The next wave of tapas contained a couple of really well executed dishes. First up was Croquetas de Champinones (a blend of mushrooms and potato, breadcrumbed and served with a garlic mayonnaise). These had a good, creamy texture, and the mayonnaise was subtly flavoured. Also very good was Tortilla Espanola (Spanish omelette), which had a melting texture. Calamares Andaluza (deep fried battered squid with garlic mayonnaise) was also good - the squid having a correct texture, and again a well flavoured mayonnaise. At this point a serving of Pan de Ajo (garlic bread) brought us back down to earth - dry and leathery, this was very poor indeed.

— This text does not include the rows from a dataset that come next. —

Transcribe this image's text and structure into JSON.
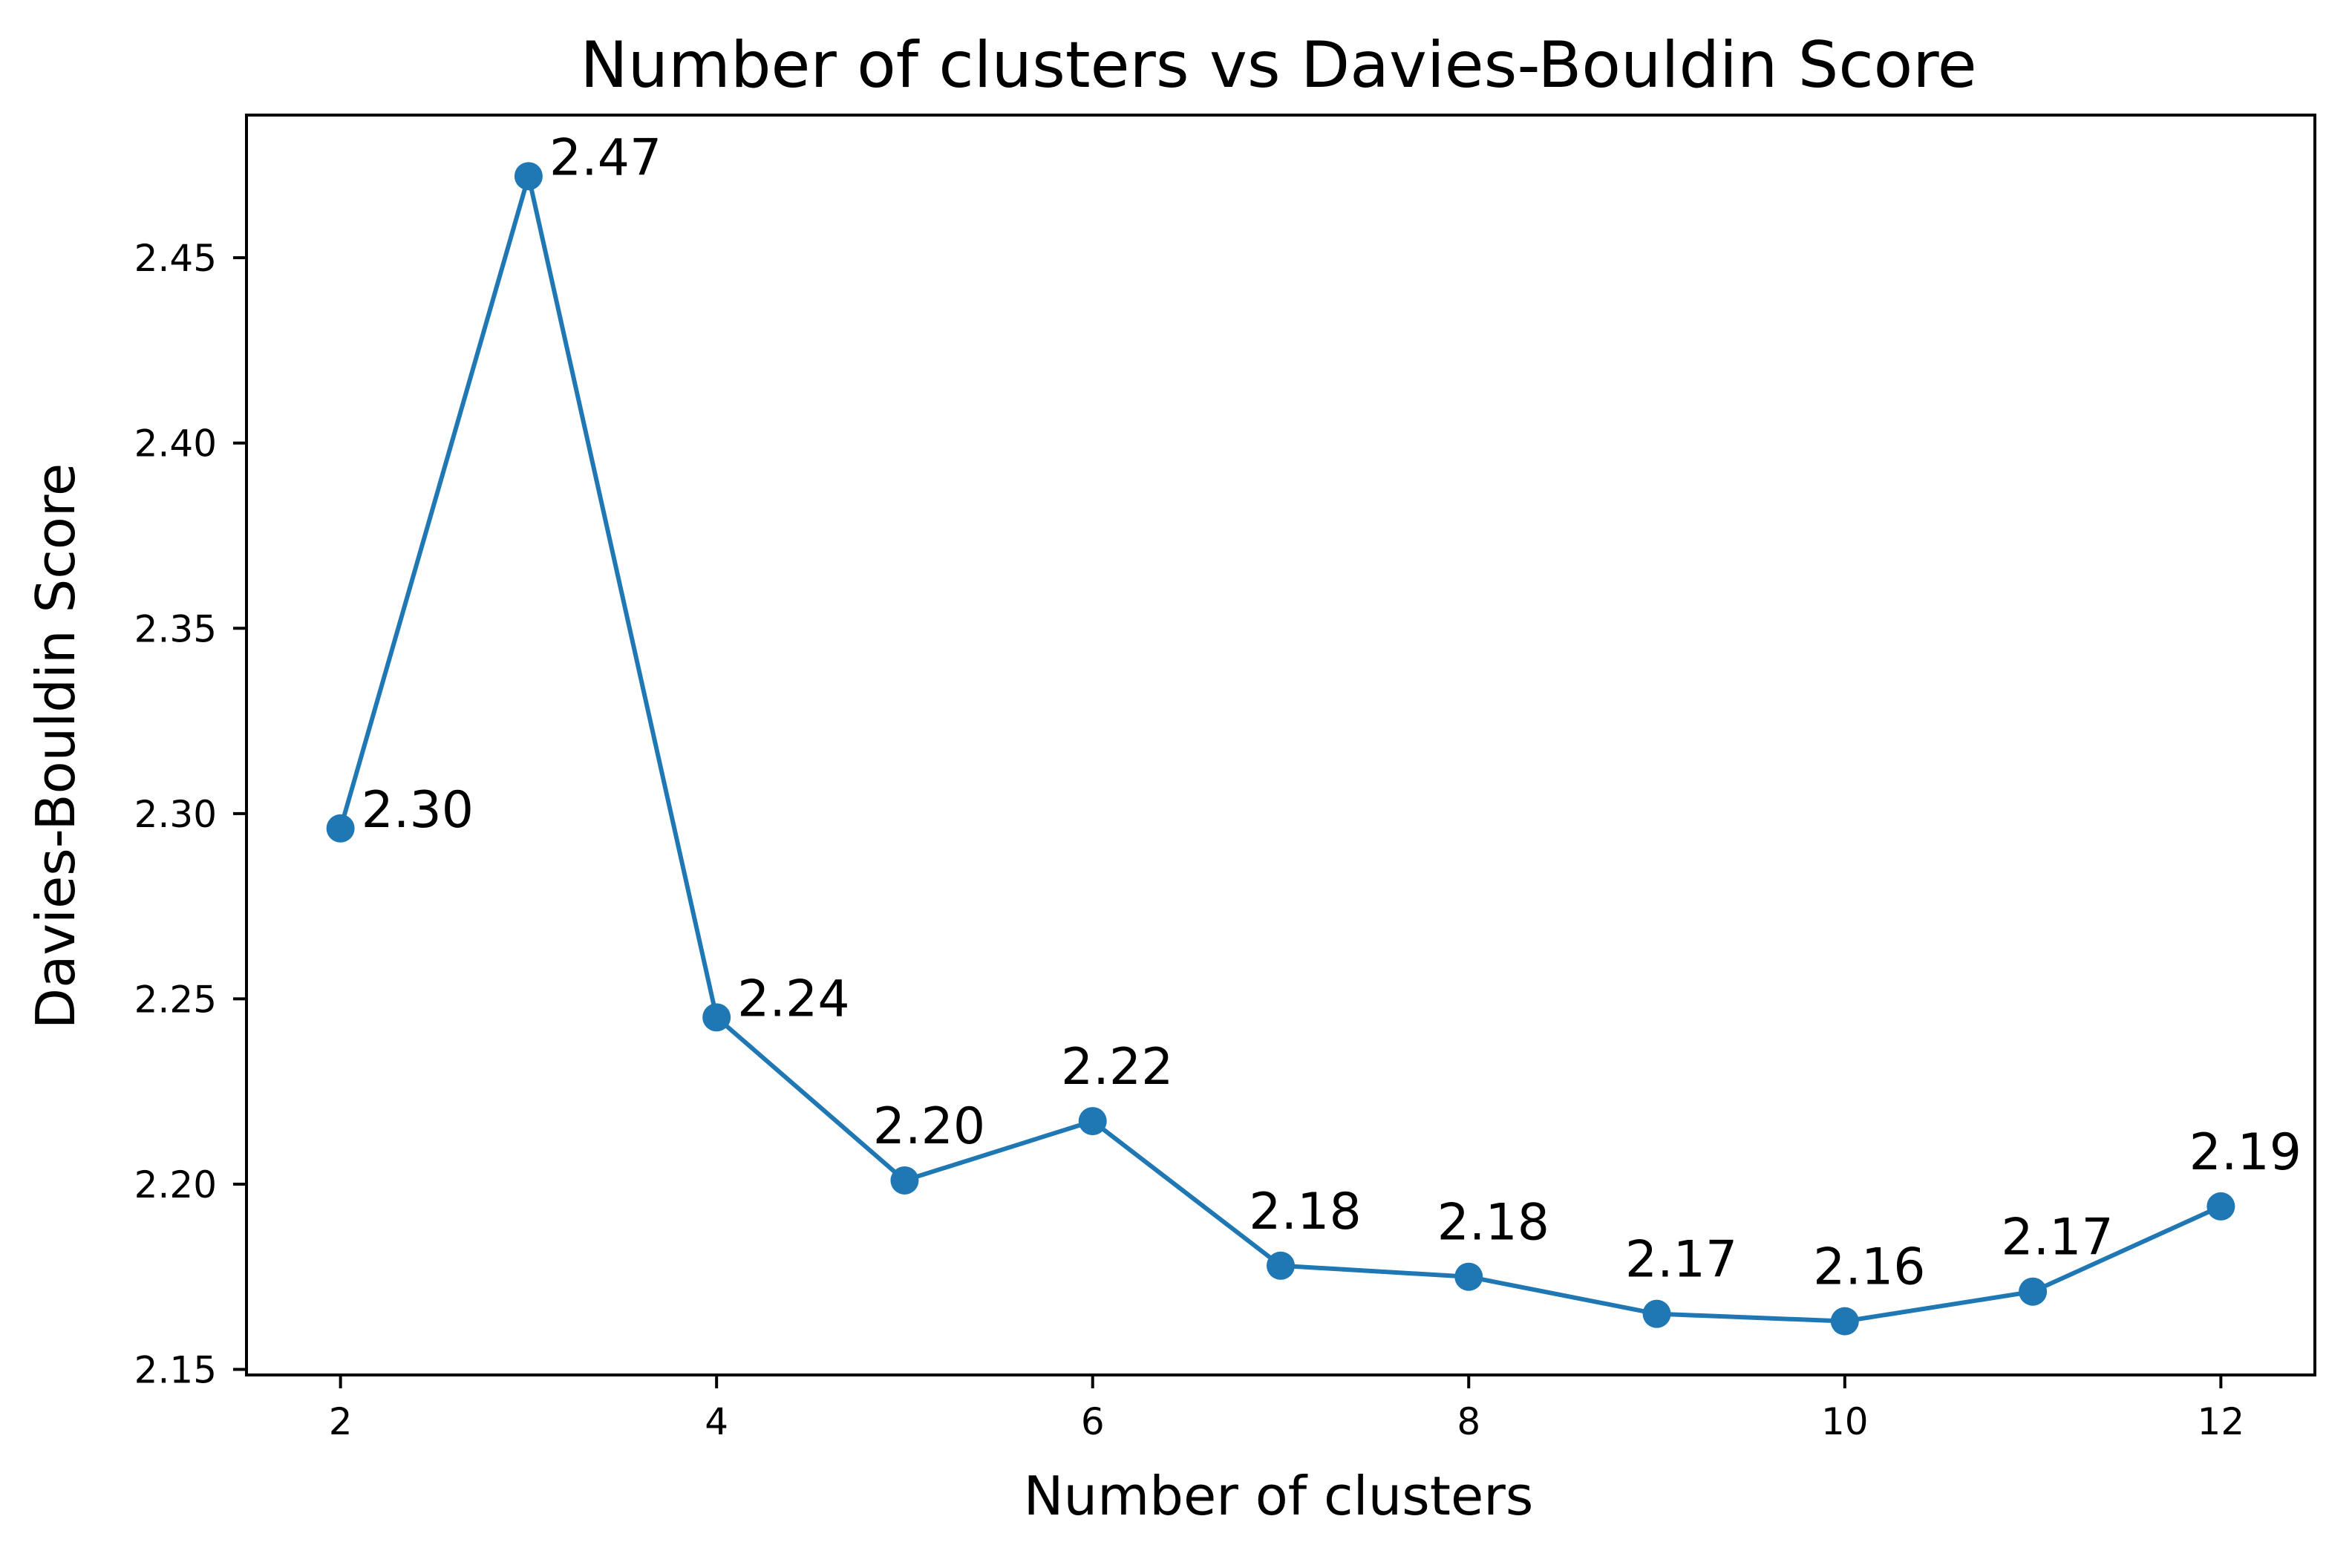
{
  "chart_data": {
    "type": "line",
    "title": "Number of clusters vs Davies-Bouldin Score",
    "xlabel": "Number of clusters",
    "ylabel": "Davies-Bouldin Score",
    "x": [
      2,
      3,
      4,
      5,
      6,
      7,
      8,
      9,
      10,
      11,
      12
    ],
    "values": [
      2.296,
      2.472,
      2.245,
      2.201,
      2.217,
      2.178,
      2.175,
      2.165,
      2.163,
      2.171,
      2.194
    ],
    "data_labels": [
      "2.30",
      "2.47",
      "2.24",
      "2.20",
      "2.22",
      "2.18",
      "2.18",
      "2.17",
      "2.16",
      "2.17",
      "2.19"
    ],
    "xlim": [
      1.5,
      12.5
    ],
    "ylim": [
      2.1485,
      2.4885
    ],
    "xticks": [
      2,
      4,
      6,
      8,
      10,
      12
    ],
    "xtick_labels": [
      "2",
      "4",
      "6",
      "8",
      "10",
      "12"
    ],
    "yticks": [
      2.15,
      2.2,
      2.25,
      2.3,
      2.35,
      2.4,
      2.45
    ],
    "ytick_labels": [
      "2.15",
      "2.20",
      "2.25",
      "2.30",
      "2.35",
      "2.40",
      "2.45"
    ],
    "grid": false,
    "legend": "none",
    "line_color": "#1f77b4",
    "marker": "circle"
  }
}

A proliferation of meat tapas followed, starting with Costillas de Cerdo (pork ribs in a tangy sauce). This sauce had a superb flavour, but the ribs bordered on being declared a meat-free zone. Chorizo Frito al Vino (Chorizo sausage pan fried in red wine) was good, although the Chorizo itself was more firm and dry than I am used to. A very tasty dish was the Pollo al Chilindron (chicked breast cooked in paprika and white wine sauce with green peppers). The paprika really made this dish, adding a spicy twist to the tender meat. Most unusual was Albondigas a la Jadinera ("our famous meatballs"). These had an unappealing texture and a unique, unidentifiable flavour. I don't think they were popular with anyone. Accompanying these meat dishes was Patatas Bravas (deep fried potatoes in a spicy tomato sauce) and these were very good - crispy potatoes, and a rich and tasty sauce. Champinones al Ajillo (mushrooms sauteed in garlic and olive oil) were unremarkable.

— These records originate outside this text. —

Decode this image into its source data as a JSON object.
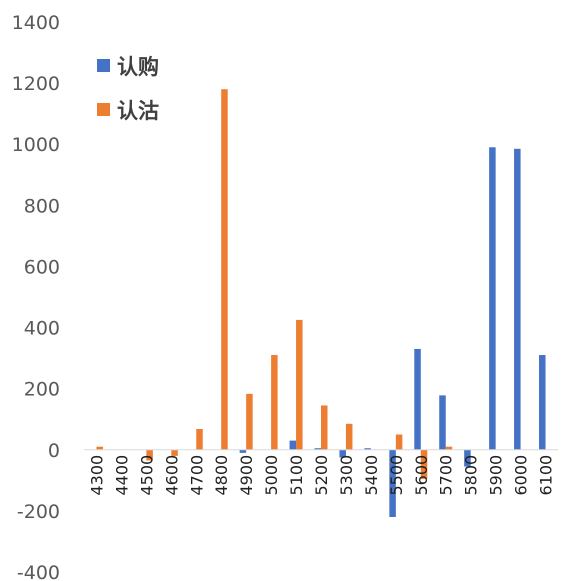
{
  "chart_data": {
    "type": "bar",
    "categories": [
      "4300",
      "4400",
      "4500",
      "4600",
      "4700",
      "4800",
      "4900",
      "5000",
      "5100",
      "5200",
      "5300",
      "5400",
      "5500",
      "5600",
      "5700",
      "5800",
      "5900",
      "6000",
      "6100"
    ],
    "series": [
      {
        "name": "认购",
        "color": "#4472C4",
        "values": [
          0,
          0,
          0,
          0,
          0,
          0,
          -10,
          0,
          30,
          5,
          -25,
          5,
          -220,
          330,
          178,
          -55,
          990,
          985,
          310
        ]
      },
      {
        "name": "认沽",
        "color": "#ED7D31",
        "values": [
          10,
          0,
          -35,
          -20,
          68,
          1180,
          183,
          310,
          425,
          145,
          85,
          0,
          50,
          -95,
          10,
          0,
          0,
          0,
          0
        ]
      }
    ],
    "ylim": [
      -400,
      1400
    ],
    "yticks": [
      "-400",
      "-200",
      "0",
      "200",
      "400",
      "600",
      "800",
      "1000",
      "1200",
      "1400"
    ],
    "legend_position": "top-left",
    "grid": false,
    "title": "",
    "xlabel": "",
    "ylabel": ""
  }
}
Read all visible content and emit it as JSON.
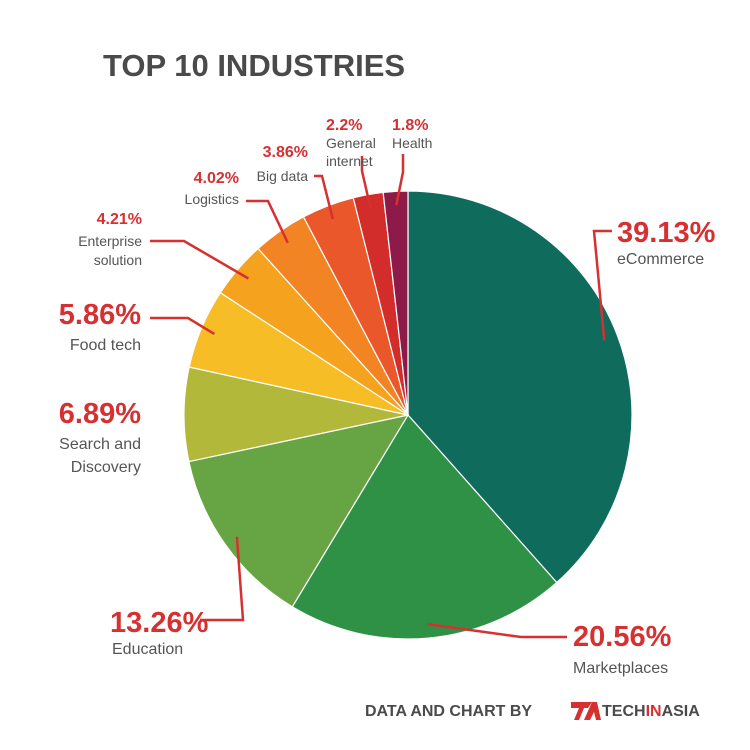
{
  "chart_data": {
    "type": "pie",
    "title": "TOP 10 INDUSTRIES",
    "slices": [
      {
        "percent_label": "39.13%",
        "label_lines": [
          "eCommerce"
        ],
        "value": 39.13,
        "color": "#0f6b5b"
      },
      {
        "percent_label": "20.56%",
        "label_lines": [
          "Marketplaces"
        ],
        "value": 20.56,
        "color": "#2f9145"
      },
      {
        "percent_label": "13.26%",
        "label_lines": [
          "Education"
        ],
        "value": 13.26,
        "color": "#67a443"
      },
      {
        "percent_label": "6.89%",
        "label_lines": [
          "Search and",
          "Discovery"
        ],
        "value": 6.89,
        "color": "#b2b83a"
      },
      {
        "percent_label": "5.86%",
        "label_lines": [
          "Food tech"
        ],
        "value": 5.86,
        "color": "#f6bd27"
      },
      {
        "percent_label": "4.21%",
        "label_lines": [
          "Enterprise",
          "solution"
        ],
        "value": 4.21,
        "color": "#f5a21e"
      },
      {
        "percent_label": "4.02%",
        "label_lines": [
          "Logistics"
        ],
        "value": 4.02,
        "color": "#f28424"
      },
      {
        "percent_label": "3.86%",
        "label_lines": [
          "Big data"
        ],
        "value": 3.86,
        "color": "#ea572b"
      },
      {
        "percent_label": "2.2%",
        "label_lines": [
          "General",
          "internet"
        ],
        "value": 2.2,
        "color": "#d22d2b"
      },
      {
        "percent_label": "1.8%",
        "label_lines": [
          "Health"
        ],
        "value": 1.8,
        "color": "#8e1a4a"
      }
    ],
    "leader_color": "#d63031",
    "label_color": "#d63031"
  },
  "credit": {
    "text": "DATA AND CHART BY",
    "brand_left": "TECH",
    "brand_mid": "IN",
    "brand_right": "ASIA",
    "brand_color": "#d63031"
  }
}
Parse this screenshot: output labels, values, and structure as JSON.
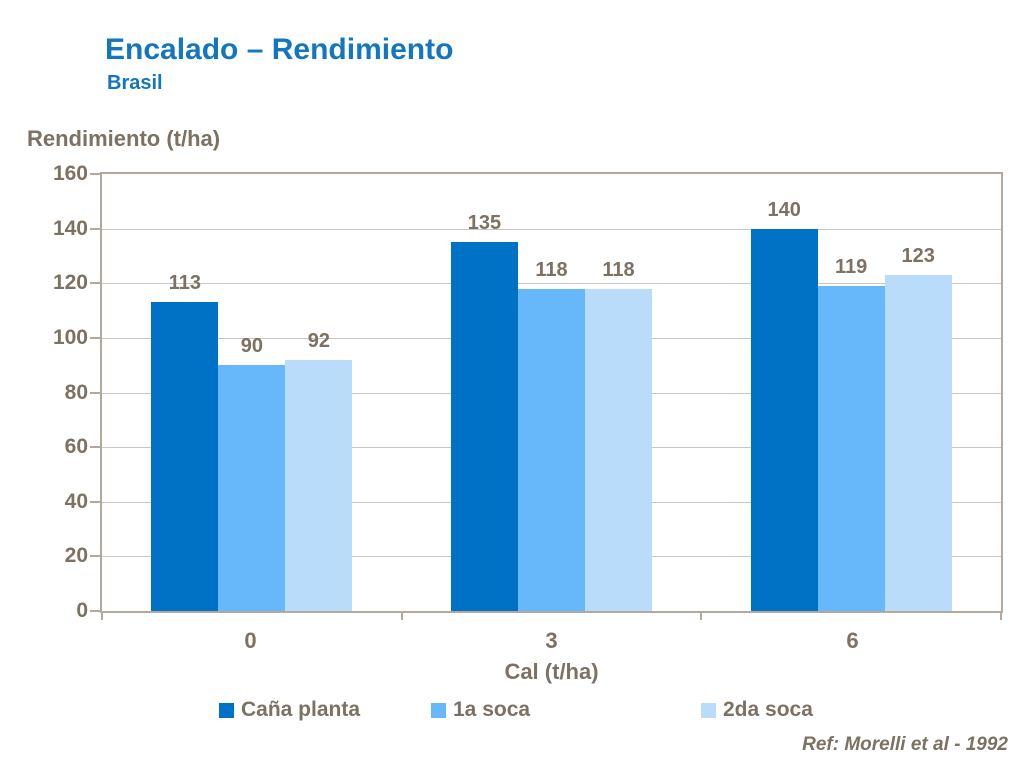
{
  "header": {
    "title": "Encalado – Rendimiento",
    "subtitle": "Brasil"
  },
  "footer": {
    "reference": "Ref: Morelli et al - 1992"
  },
  "chart_data": {
    "type": "bar",
    "title": "Encalado – Rendimiento",
    "subtitle": "Brasil",
    "ylabel": "Rendimiento (t/ha)",
    "xlabel": "Cal (t/ha)",
    "categories": [
      "0",
      "3",
      "6"
    ],
    "series": [
      {
        "name": "Caña planta",
        "color": "#0072C6",
        "values": [
          113,
          135,
          140
        ]
      },
      {
        "name": "1a soca",
        "color": "#66B8FA",
        "values": [
          90,
          118,
          119
        ]
      },
      {
        "name": "2da soca",
        "color": "#B9DCFB",
        "values": [
          92,
          118,
          123
        ]
      }
    ],
    "ylim": [
      0,
      160
    ],
    "ytick_step": 20,
    "grid": true,
    "data_labels": true,
    "legend_position": "bottom",
    "colors": {
      "title_blue": "#1476BD",
      "axis_text": "#7C7162",
      "plot_border": "#B2A99A",
      "gridline": "#C9C6C2"
    }
  }
}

Eschewing any dessert, a quick nightcap sufficed before leaving La Tasca. The food was variable, at times very good, sometimes very poor, but most often simply acceptable. The main weakness is the wine list, which lacks innovation. Spain has plenty of better wines to offer than these, and if necessary I don't think the proprietors should shy away from looking somewhere other than Spain to make it more interesting.
Prices: £12.50 and upwards for a set meal of tapas. Wines range from £10 up to £20 per bottle.